We Live Here Now
- Author: C.D. Rose
- Language: English
- Publisher: Melville House Publishing
- Publication date: August 5, 2025
- Publication place: United States
- Pages: 320
- ISBN: 978-1685892012

= We Live Here Now =

2025 book

We Live Here Now is a 2025 composite novel by British author C.D. Rose.

== Summary ==
The book consists of fourteen short stories, all centering around the experimental artist Sigismunda Conrad and a mysterious exhibition of hers.

== Themes and analysis ==
In an interview with The New Statesman, Rose denied that the book was "art world satire."

== Reception ==
=== Critical reception ===
Ian Mond of Locus noted the book's "kaleidoscope of surrealism and artistic eccentricity," saying that it "gleefully, cheekily, playfully pokes fun at the contemporary art world." Chris Power of The Observer gave the book a positive review, saying that "perhaps a book about a work of art that swallows those who experience it can only really live up to its promise if it does the same to its readers.

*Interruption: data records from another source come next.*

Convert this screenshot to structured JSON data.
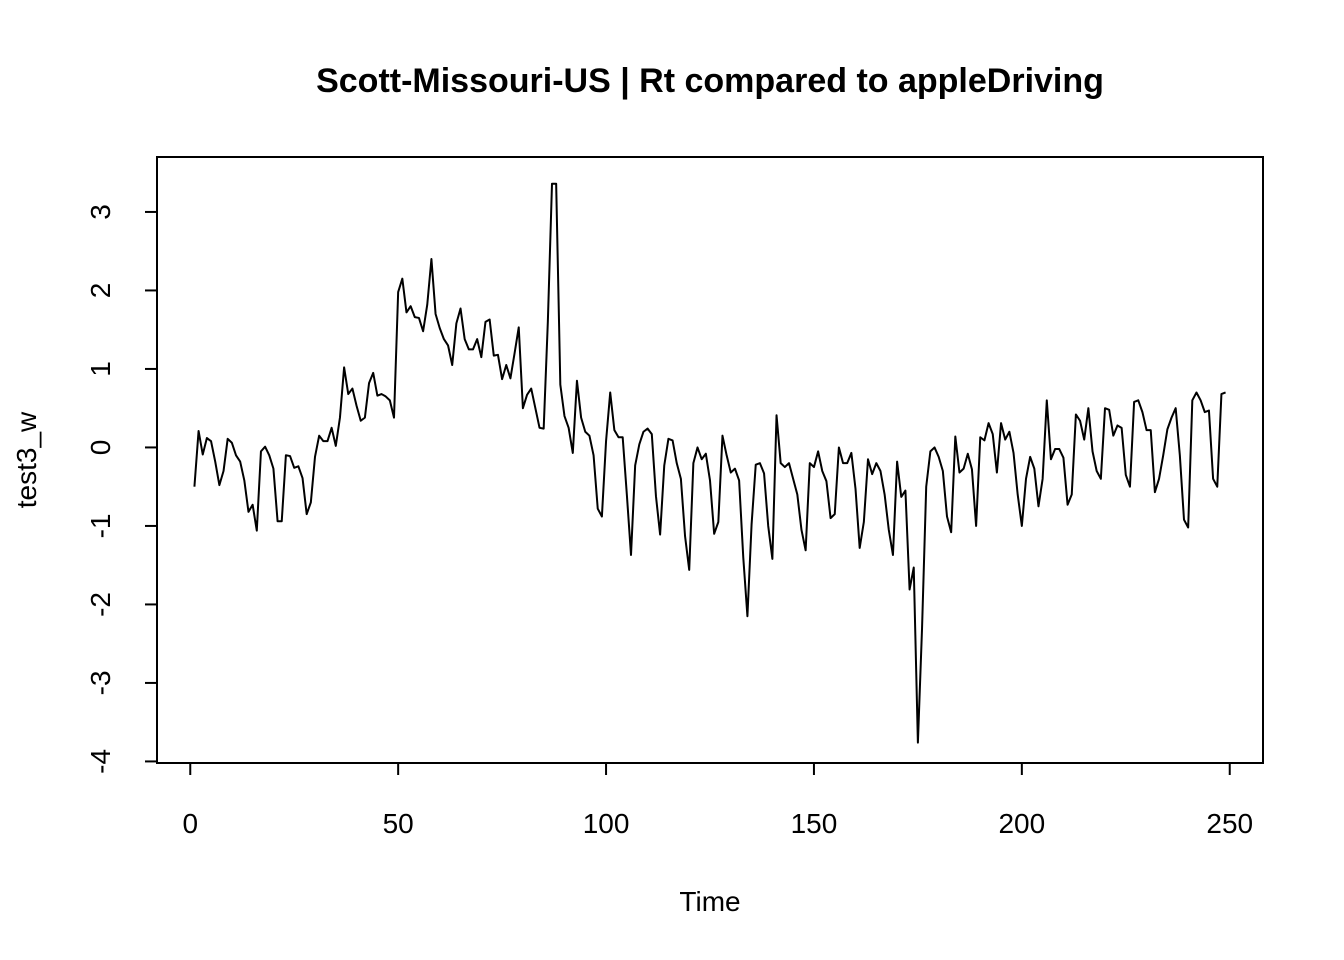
{
  "chart_data": {
    "type": "line",
    "title": "Scott-Missouri-US | Rt compared to appleDriving",
    "xlabel": "Time",
    "ylabel": "test3_w",
    "xlim": [
      -8,
      258
    ],
    "ylim": [
      -4.02,
      3.7
    ],
    "x_ticks": [
      0,
      50,
      100,
      150,
      200,
      250
    ],
    "y_ticks": [
      -4,
      -3,
      -2,
      -1,
      0,
      1,
      2,
      3
    ],
    "x_tick_labels": [
      "0",
      "50",
      "100",
      "150",
      "200",
      "250"
    ],
    "y_tick_labels": [
      "-4",
      "-3",
      "-2",
      "-1",
      "0",
      "1",
      "2",
      "3"
    ],
    "grid": false,
    "x_start": 1,
    "series": [
      {
        "values": [
          -0.5,
          0.21,
          -0.09,
          0.12,
          0.08,
          -0.18,
          -0.48,
          -0.3,
          0.11,
          0.06,
          -0.1,
          -0.18,
          -0.42,
          -0.82,
          -0.73,
          -1.06,
          -0.05,
          0.01,
          -0.1,
          -0.27,
          -0.94,
          -0.94,
          -0.1,
          -0.11,
          -0.26,
          -0.24,
          -0.39,
          -0.85,
          -0.7,
          -0.12,
          0.15,
          0.08,
          0.08,
          0.25,
          0.02,
          0.38,
          1.02,
          0.68,
          0.75,
          0.53,
          0.34,
          0.38,
          0.82,
          0.95,
          0.66,
          0.68,
          0.65,
          0.6,
          0.38,
          1.98,
          2.15,
          1.72,
          1.8,
          1.66,
          1.65,
          1.48,
          1.82,
          2.4,
          1.7,
          1.52,
          1.38,
          1.3,
          1.05,
          1.58,
          1.77,
          1.38,
          1.25,
          1.25,
          1.38,
          1.15,
          1.6,
          1.63,
          1.17,
          1.18,
          0.87,
          1.05,
          0.88,
          1.2,
          1.53,
          0.5,
          0.67,
          0.75,
          0.5,
          0.25,
          0.24,
          1.6,
          3.36,
          3.36,
          0.8,
          0.4,
          0.25,
          -0.07,
          0.85,
          0.38,
          0.2,
          0.15,
          -0.1,
          -0.78,
          -0.88,
          0.08,
          0.7,
          0.22,
          0.13,
          0.13,
          -0.6,
          -1.37,
          -0.23,
          0.04,
          0.2,
          0.24,
          0.17,
          -0.62,
          -1.11,
          -0.23,
          0.11,
          0.09,
          -0.2,
          -0.4,
          -1.13,
          -1.56,
          -0.2,
          0.0,
          -0.15,
          -0.08,
          -0.42,
          -1.1,
          -0.95,
          0.15,
          -0.1,
          -0.32,
          -0.27,
          -0.42,
          -1.4,
          -2.15,
          -0.98,
          -0.22,
          -0.2,
          -0.33,
          -1.0,
          -1.42,
          0.41,
          -0.2,
          -0.25,
          -0.2,
          -0.4,
          -0.6,
          -1.05,
          -1.31,
          -0.2,
          -0.25,
          -0.05,
          -0.3,
          -0.43,
          -0.9,
          -0.85,
          0.0,
          -0.2,
          -0.2,
          -0.07,
          -0.53,
          -1.28,
          -0.95,
          -0.15,
          -0.34,
          -0.2,
          -0.3,
          -0.6,
          -1.05,
          -1.37,
          -0.18,
          -0.63,
          -0.55,
          -1.81,
          -1.53,
          -3.76,
          -2.3,
          -0.5,
          -0.05,
          0.0,
          -0.12,
          -0.3,
          -0.88,
          -1.08,
          0.14,
          -0.32,
          -0.27,
          -0.08,
          -0.28,
          -1.0,
          0.13,
          0.09,
          0.31,
          0.17,
          -0.32,
          0.31,
          0.1,
          0.2,
          -0.07,
          -0.6,
          -1.0,
          -0.4,
          -0.12,
          -0.27,
          -0.75,
          -0.4,
          0.6,
          -0.15,
          -0.02,
          -0.02,
          -0.13,
          -0.73,
          -0.6,
          0.42,
          0.34,
          0.1,
          0.5,
          -0.05,
          -0.3,
          -0.4,
          0.5,
          0.48,
          0.15,
          0.28,
          0.25,
          -0.35,
          -0.5,
          0.58,
          0.6,
          0.45,
          0.22,
          0.22,
          -0.57,
          -0.4,
          -0.1,
          0.23,
          0.38,
          0.5,
          -0.1,
          -0.92,
          -1.02,
          0.6,
          0.7,
          0.6,
          0.45,
          0.47,
          -0.4,
          -0.5,
          0.68,
          0.7
        ]
      }
    ]
  }
}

When I think about it, though, I realise that sometimes, lost in its fitfully brilliant pages, that’s exactly what happened to me," additionally praising Rose for being "very funny; he is able to acknowledge absurdity without puncturing the novel’s menacing atmosphere." John Self of The Daily Telegraph gave the book five stars out of five, saying that "here is a book that shows it is possible for a novel to be at once highly original and to fit within an established tradition," additionally praising it for being "both accessible and challenging, entertaining the reader with its ridiculous and sinister figures, even as it prompts more intellectual questions about the reality of appearances."

Nicole Rudick of The New York Times gave the book a more negative review, saying that it was "too clever by half: so unironically heaped with jargon, theory and name-dropping that, like its characters, the reader never quite understands what anyone is saying."

=== Awards and recognition ===
The book was awarded the 2025 Goldsmiths Prize.